Matt VandeBerg’s 65 catches last season averaged 10.8 yards; making it easy to think of him as The Possession Guy.

It’s accurate, because he catches about everything thrown his way. But "The Possession Guy" is often code for “good hands, lousy speed.”

VandeBerg came to Iowa weighing 160 pounds soaking wet. But if you’ve watched any of the Hawkeyes’ training videos that show VandeBerg (now 6-1, 190) vertical-jumping like an NBA prospect, you know that there’s more than meets the eye.

Against Miami of Ohio, he sped away from the RedHawks' defenders for a 36-yard gain on a flare pass. And on a 23-yard gain to set up Iowa’s fifth touchdown, he adjusted in mid-air to pluck C.J. Beathard’s pass between two of Miami's defenders with a third crashing toward him.

I’ll no longer refer to VandeBerg as just The Possession Guy. Opponents can do so at their own risk.

A suspicion confirmed

I asked Kirk Ferentz after the game how much he attributed Iowa’s defensive shakiness (424 Miami yards) to the early ejection of middle linebacker Josey Jewell for targeting. Ferentz didn't get into specifics or make excuses. The DVR was more revealing, with a lot of hesitation shown from Jewell’s replacement.

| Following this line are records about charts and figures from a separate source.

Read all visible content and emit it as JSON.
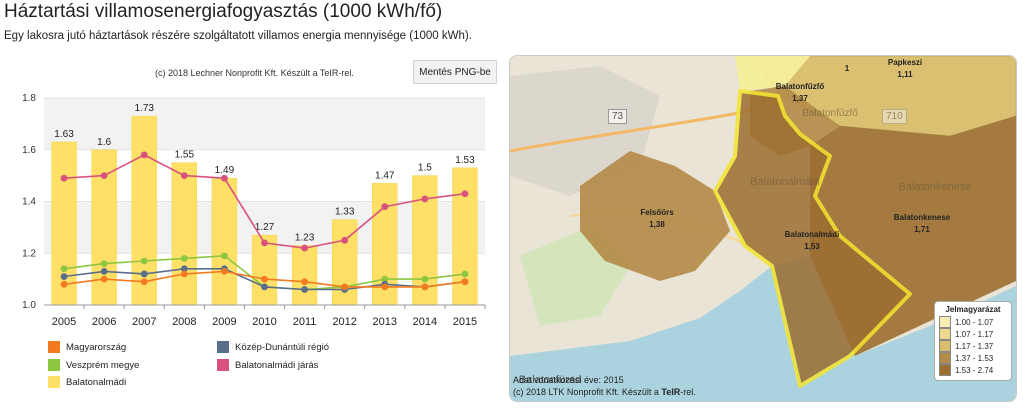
{
  "page": {
    "title": "Háztartási villamosenergiafogyasztás (1000 kWh/fő)",
    "subtitle": "Egy lakosra jutó háztartások részére szolgáltatott villamos energia mennyisége (1000 kWh).",
    "credit": "(c) 2018 Lechner Nonprofit Kft. Készült a TeIR-rel.",
    "save_button": "Mentés PNG-be"
  },
  "chart_data": {
    "type": "bar",
    "title": "",
    "xlabel": "",
    "ylabel": "",
    "ylim": [
      1.0,
      1.8
    ],
    "yticks": [
      "1.0",
      "1.2",
      "1.4",
      "1.6",
      "1.8"
    ],
    "grid": true,
    "categories": [
      "2005",
      "2006",
      "2007",
      "2008",
      "2009",
      "2010",
      "2011",
      "2012",
      "2013",
      "2014",
      "2015"
    ],
    "bars": {
      "name": "Balatonalmádi",
      "color": "#ffe066",
      "values": [
        1.63,
        1.6,
        1.73,
        1.55,
        1.49,
        1.27,
        1.23,
        1.33,
        1.47,
        1.5,
        1.53
      ],
      "labels": [
        "1.63",
        "1.6",
        "1.73",
        "1.55",
        "1.49",
        "1.27",
        "1.23",
        "1.33",
        "1.47",
        "1.5",
        "1.53"
      ]
    },
    "series": [
      {
        "name": "Balatonalmádi járás",
        "color": "#d9527f",
        "values": [
          1.49,
          1.5,
          1.58,
          1.5,
          1.49,
          1.24,
          1.22,
          1.25,
          1.38,
          1.41,
          1.43
        ]
      },
      {
        "name": "Veszprém megye",
        "color": "#8dc63f",
        "values": [
          1.14,
          1.16,
          1.17,
          1.18,
          1.19,
          1.07,
          1.06,
          1.07,
          1.1,
          1.1,
          1.12
        ]
      },
      {
        "name": "Közép-Dunántúli régió",
        "color": "#5a6e8c",
        "values": [
          1.11,
          1.13,
          1.12,
          1.14,
          1.14,
          1.07,
          1.06,
          1.06,
          1.08,
          1.07,
          1.09
        ]
      },
      {
        "name": "Magyarország",
        "color": "#f47a20",
        "values": [
          1.08,
          1.1,
          1.09,
          1.12,
          1.13,
          1.1,
          1.09,
          1.07,
          1.07,
          1.07,
          1.09
        ]
      }
    ],
    "legend": [
      {
        "name": "Magyarország",
        "color": "#f47a20"
      },
      {
        "name": "Közép-Dunántúli régió",
        "color": "#5a6e8c"
      },
      {
        "name": "Veszprém megye",
        "color": "#8dc63f"
      },
      {
        "name": "Balatonalmádi járás",
        "color": "#d9527f"
      },
      {
        "name": "Balatonalmádi",
        "color": "#ffe066"
      }
    ]
  },
  "map": {
    "places": [
      {
        "name": "Papkeszi",
        "value": "1,11"
      },
      {
        "name": "Balatonfűzfő",
        "value": "1,37"
      },
      {
        "name": "Felsőörs",
        "value": "1,38"
      },
      {
        "name": "Balatonalmádi",
        "value": "1,53"
      },
      {
        "name": "Balatonkenese",
        "value": "1,71"
      },
      {
        "name": "1",
        "value": ""
      }
    ],
    "road_label": "73",
    "road_label_2": "710",
    "base_labels": [
      "Balatonfűzfő",
      "Balatonalmádi",
      "Balatonkenese",
      "Balatonfüred"
    ],
    "note_year": "Adat vonatkozási éve: 2015",
    "note_credit_prefix": "(c) 2018 LTK Nonprofit Kft. Készült a ",
    "note_credit_brand": "TeIR",
    "note_credit_suffix": "-rel.",
    "legend_title": "Jelmagyarázat",
    "legend": [
      {
        "range": "1.00 - 1.07",
        "color": "#f6ecb4"
      },
      {
        "range": "1.07 - 1.17",
        "color": "#ecd98f"
      },
      {
        "range": "1.17 - 1.37",
        "color": "#d9bd6a"
      },
      {
        "range": "1.37 - 1.53",
        "color": "#b48c4a"
      },
      {
        "range": "1.53 - 2.74",
        "color": "#9c6e30"
      }
    ]
  }
}
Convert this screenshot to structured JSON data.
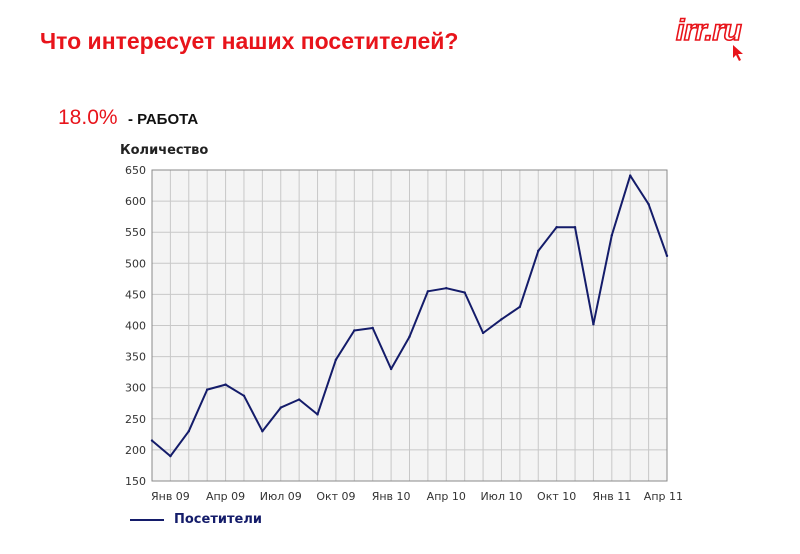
{
  "header": {
    "title": "Что интересует наших посетителей?",
    "logo_text": "irr.ru"
  },
  "stat": {
    "value": "18.0%",
    "label": "- РАБОТА"
  },
  "colors": {
    "accent": "#e8141b",
    "line": "#141c6a",
    "plot_bg": "#f4f4f4",
    "grid": "#c8c8c8"
  },
  "chart_data": {
    "type": "line",
    "ylabel": "Количество",
    "ylim": [
      150,
      650
    ],
    "yticks": [
      150,
      200,
      250,
      300,
      350,
      400,
      450,
      500,
      550,
      600,
      650
    ],
    "x_start": "2008-12",
    "x_end": "2011-04",
    "xtick_labels": [
      "Янв 09",
      "Апр 09",
      "Июл 09",
      "Окт 09",
      "Янв 10",
      "Апр 10",
      "Июл 10",
      "Окт 10",
      "Янв 11",
      "Апр 11"
    ],
    "grid": true,
    "series": [
      {
        "name": "Посетители",
        "values": [
          215,
          190,
          230,
          297,
          305,
          287,
          230,
          268,
          281,
          257,
          345,
          392,
          396,
          330,
          382,
          455,
          460,
          453,
          388,
          410,
          430,
          520,
          558,
          558,
          402,
          545,
          641,
          595,
          512
        ]
      }
    ]
  }
}
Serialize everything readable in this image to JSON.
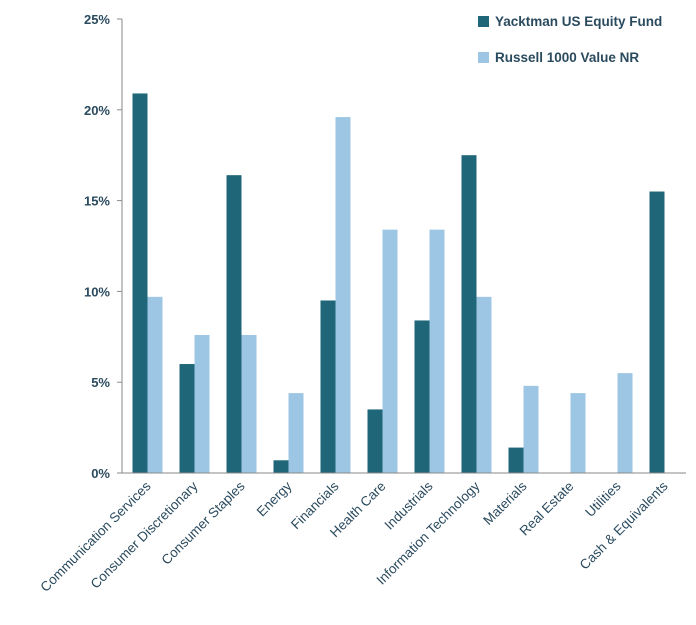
{
  "chart_data": {
    "type": "bar",
    "categories": [
      "Communication Services",
      "Consumer Discretionary",
      "Consumer Staples",
      "Energy",
      "Financials",
      "Health Care",
      "Industrials",
      "Information Technology",
      "Materials",
      "Real Estate",
      "Utilities",
      "Cash & Equivalents"
    ],
    "series": [
      {
        "name": "Yacktman US Equity Fund",
        "color": "#1f6678",
        "values": [
          20.9,
          6.0,
          16.4,
          0.7,
          9.5,
          3.5,
          8.4,
          17.5,
          1.4,
          0.0,
          0.0,
          15.5
        ]
      },
      {
        "name": "Russell 1000 Value NR",
        "color": "#9cc6e4",
        "values": [
          9.7,
          7.6,
          7.6,
          4.4,
          19.6,
          13.4,
          13.4,
          9.7,
          4.8,
          4.4,
          5.5,
          0.0
        ]
      }
    ],
    "ylim": [
      0,
      25
    ],
    "yticks": [
      0,
      5,
      10,
      15,
      20,
      25
    ],
    "ytick_labels": [
      "0%",
      "5%",
      "10%",
      "15%",
      "20%",
      "25%"
    ],
    "title": "",
    "xlabel": "",
    "ylabel": "",
    "legend_position": "top-right",
    "grid": false
  }
}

That’s not a knock against true sophomore Jack Hockaday, who was thrown into the fire in trying to replace one of Iowa's top defenders and a team captain. Ferentz said the Hawkeyes were thinking too much on Saturday; this was confirmed on the rewatch. Hockaday struggled to commit to a first step on Miami's read-option runs.

Jewell will never be accused of lacking aggression. I expect a much-improved run defense to show up Saturday night against Iowa State.

Was Mabin that bad?

Greg Mabin was certainly Iowa's most visible defensive straw man, as he was the nearest defender on both James Gardner touchdown receptions and on Rokeem Williams’ 67-yard catch-and-run. The third-year starting cornerback was replaced by Manny Rugamba in the fourth quarter.

While Mabin's had better days, he wasn’t solely to blame. He thought he had safety help on Gardner’s first TD; several completions were splendid back-shoulder throws by Billy Bahl; and Iowa’s so-so pass rush allowed receivers extra time to get open.

Don’t forget: Mabin missed all of spring practice after shoulder surgery. He was rusty. But he’s on NFL Draft radars for a reason. Expect teams to keep picking on him because he’s not Desmond King.

And Mabin made a lot of good plays against Miami, too. He's a competitor. I predict he'll record his fourth career interception Saturday against the Cyclones.

Red zone = End zone

Iowa was incredibly efficient in the red zone, with six possessions and six scores. And it should’ve been six touchdowns, had George Kittle not dropped a pass in the end zone.

Part of that was the play-calling; having Akrum Wadley as a threat to get outside (which he did) loosened up Miami's goal-line defense. Part of the efficiency was quarterback play. I counted only one poor throw among Beathard's 20 on Saturday.

The Hawkeyes have a really good quarterback. Not that a DVR was needed to confirm that.